Use a fork to prick the bottom of the tart in several places, then arrange the slices of zucchine and tomato in the tart. Nestle the bay leaves in among the zucchine and tomato, then drizzle with olive oil and sprinkle with salt and pepper to taste. Set the tart in the oven for 35-45 minutes, until the pastry edges become golden brown and the vegetables are lightly cooked. I set it on the bottom of the oven, so that the pastry underneath crisps nicely and the bottom of the tart doesn’t become soggy. Alternatively, if you have a pizza stone or a spare baking tray, preheat it in the oven and set the tin on that. When the tart is done, take it out of the oven and allow it cool for a few minutes in its tin, before lifting it out on to a plate.

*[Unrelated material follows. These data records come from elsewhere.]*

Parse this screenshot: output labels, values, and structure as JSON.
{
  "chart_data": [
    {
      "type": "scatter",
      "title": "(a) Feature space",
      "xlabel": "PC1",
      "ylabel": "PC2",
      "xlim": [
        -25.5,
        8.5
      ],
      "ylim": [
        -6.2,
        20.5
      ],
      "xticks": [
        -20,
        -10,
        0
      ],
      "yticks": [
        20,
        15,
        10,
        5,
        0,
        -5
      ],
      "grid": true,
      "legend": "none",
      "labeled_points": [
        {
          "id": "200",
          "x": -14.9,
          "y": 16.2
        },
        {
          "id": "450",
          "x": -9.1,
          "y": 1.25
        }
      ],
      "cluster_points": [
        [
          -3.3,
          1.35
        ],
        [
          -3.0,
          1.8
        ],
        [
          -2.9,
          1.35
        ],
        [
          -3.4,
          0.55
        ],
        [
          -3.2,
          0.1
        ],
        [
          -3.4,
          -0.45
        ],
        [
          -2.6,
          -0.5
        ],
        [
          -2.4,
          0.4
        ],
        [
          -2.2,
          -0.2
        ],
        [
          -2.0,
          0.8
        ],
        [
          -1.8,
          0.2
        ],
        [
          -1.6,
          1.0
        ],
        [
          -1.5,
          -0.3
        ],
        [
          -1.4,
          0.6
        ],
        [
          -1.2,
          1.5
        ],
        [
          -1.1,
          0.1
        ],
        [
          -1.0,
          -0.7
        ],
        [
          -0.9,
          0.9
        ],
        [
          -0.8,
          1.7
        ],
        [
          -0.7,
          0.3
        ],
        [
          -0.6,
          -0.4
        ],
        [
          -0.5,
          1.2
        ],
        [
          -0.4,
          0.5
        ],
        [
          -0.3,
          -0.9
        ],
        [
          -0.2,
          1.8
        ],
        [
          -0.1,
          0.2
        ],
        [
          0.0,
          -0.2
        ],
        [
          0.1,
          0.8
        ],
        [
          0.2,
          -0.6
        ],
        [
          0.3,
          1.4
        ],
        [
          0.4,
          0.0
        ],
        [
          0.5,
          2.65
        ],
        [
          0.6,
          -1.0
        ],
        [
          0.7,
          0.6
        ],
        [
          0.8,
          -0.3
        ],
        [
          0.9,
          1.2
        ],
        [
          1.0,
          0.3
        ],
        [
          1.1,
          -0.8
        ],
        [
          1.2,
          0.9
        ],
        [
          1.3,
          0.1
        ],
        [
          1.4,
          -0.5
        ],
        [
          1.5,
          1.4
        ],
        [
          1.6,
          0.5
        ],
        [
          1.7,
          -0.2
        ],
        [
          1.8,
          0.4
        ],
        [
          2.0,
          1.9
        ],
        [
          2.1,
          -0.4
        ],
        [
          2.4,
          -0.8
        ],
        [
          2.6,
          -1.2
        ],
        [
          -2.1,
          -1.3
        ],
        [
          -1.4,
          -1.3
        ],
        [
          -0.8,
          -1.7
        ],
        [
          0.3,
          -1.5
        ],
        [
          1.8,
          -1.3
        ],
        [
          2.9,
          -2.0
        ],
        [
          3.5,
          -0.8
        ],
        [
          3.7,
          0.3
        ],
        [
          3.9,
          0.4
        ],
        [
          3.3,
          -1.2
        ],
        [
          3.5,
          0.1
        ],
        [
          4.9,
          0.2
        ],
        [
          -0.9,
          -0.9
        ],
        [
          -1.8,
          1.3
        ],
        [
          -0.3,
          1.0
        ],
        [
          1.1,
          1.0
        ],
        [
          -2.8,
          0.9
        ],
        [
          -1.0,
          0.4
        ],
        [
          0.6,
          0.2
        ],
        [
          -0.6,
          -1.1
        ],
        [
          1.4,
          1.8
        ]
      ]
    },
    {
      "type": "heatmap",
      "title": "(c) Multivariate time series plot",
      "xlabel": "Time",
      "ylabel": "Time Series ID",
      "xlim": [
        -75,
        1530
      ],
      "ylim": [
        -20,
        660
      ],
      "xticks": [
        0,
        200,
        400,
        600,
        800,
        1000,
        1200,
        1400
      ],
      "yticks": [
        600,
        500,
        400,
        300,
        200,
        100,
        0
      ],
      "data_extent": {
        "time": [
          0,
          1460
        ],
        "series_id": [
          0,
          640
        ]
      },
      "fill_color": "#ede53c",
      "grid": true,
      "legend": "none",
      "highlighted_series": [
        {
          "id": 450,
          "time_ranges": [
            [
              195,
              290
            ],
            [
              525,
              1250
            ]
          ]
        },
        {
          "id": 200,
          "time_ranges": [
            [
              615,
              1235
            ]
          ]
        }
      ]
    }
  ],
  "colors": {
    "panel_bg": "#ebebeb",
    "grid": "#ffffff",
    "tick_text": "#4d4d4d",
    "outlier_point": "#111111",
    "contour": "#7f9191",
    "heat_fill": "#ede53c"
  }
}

No-churn salted honey and chocolate chunk ice cream
There is no cooking, as such, here: just mixing cream together with a generous amount of condensed milk and a couple of other ingredients, then waiting patiently for it to magic itself into something that resembles wonderfully rich ice cream. This recipe is not intended to be proscriptive either: taste as you go along and play with the flavours as you like; add more honey to make it sweeter, more salt to give it more of an edge, omit the chocolate or toss in some rum soaked raisins. The possibilities are endless. And serve in a cone – because ice cream tastes better when eaten in a cone.
Serves 6-8
Ingredients
600ml thick double cream
1 x 397g tin of condensed milk
90g honey
1/2 tsp Maldon salt
100g dark chocolate
Method
Pour the cream into a large mixing bowl and whisk until stiff peaks begin to form. Take care not to over whisk – you want it smooth and lusciously soft. Gently pour in the condensed milk and fold it into the cream with a spatula, then drizzle in the honey, sprinkle with the salt and fold all the ingredients through. Roughly chop the chocolate into chunks and toss them in the bowl, gently give the mixture a stir so that it is well combined and the cream is peppered with chocolate throughout. Pour the mixture into a freezer-safe container with an air-tight lid, and freeze for six hours or overnight.
Summery lemonade
Something about a jug of iced lemonade that has a way of feeling like a special treat – even though it is such a quick and simple drink to mix together. Homemade lemonade bears little resemblance to what you might buy in cans – it’s sharper and more delicate in flavour, and somehow infinitely more refreshing to drink. I’ve added fresh strawberries and mint here, to mix a drink that has something of the same festive summer-y feel you get with Pimms – feel free to toss in chunks of cucumber, orange, peach, what you fancy, as well. Yields approx. 150ml of sugar syrup, enough to mix a large jug of lemonade.
Ingredients
FOR THE SUGAR SYRUP
100g caster sugar
100ml water
FOR THE LEMONADE
4 lemons
3-5 sprigs of fresh mint
8-10 strawberries
Method
To make the syrup, pour the sugar and water into a small saucepan and set over a medium heat until the sugar dissolves. Take the pan off the heat and set to one side to cool to room temperature. In a large jug squeeze the juice of the lemons and fill the jug almost to capacity with cold water (you can use sparkling water if you want to make fizzy lemonade, otherwise plain is just fine), then pour in a little of the sugar syrup, and mix well and taste – you can make the lemonade as sweet or as sharp as you like. Toss the fresh mint into the jug. Hull and quarter the strawberries and add them to the mix too, before serving over ice.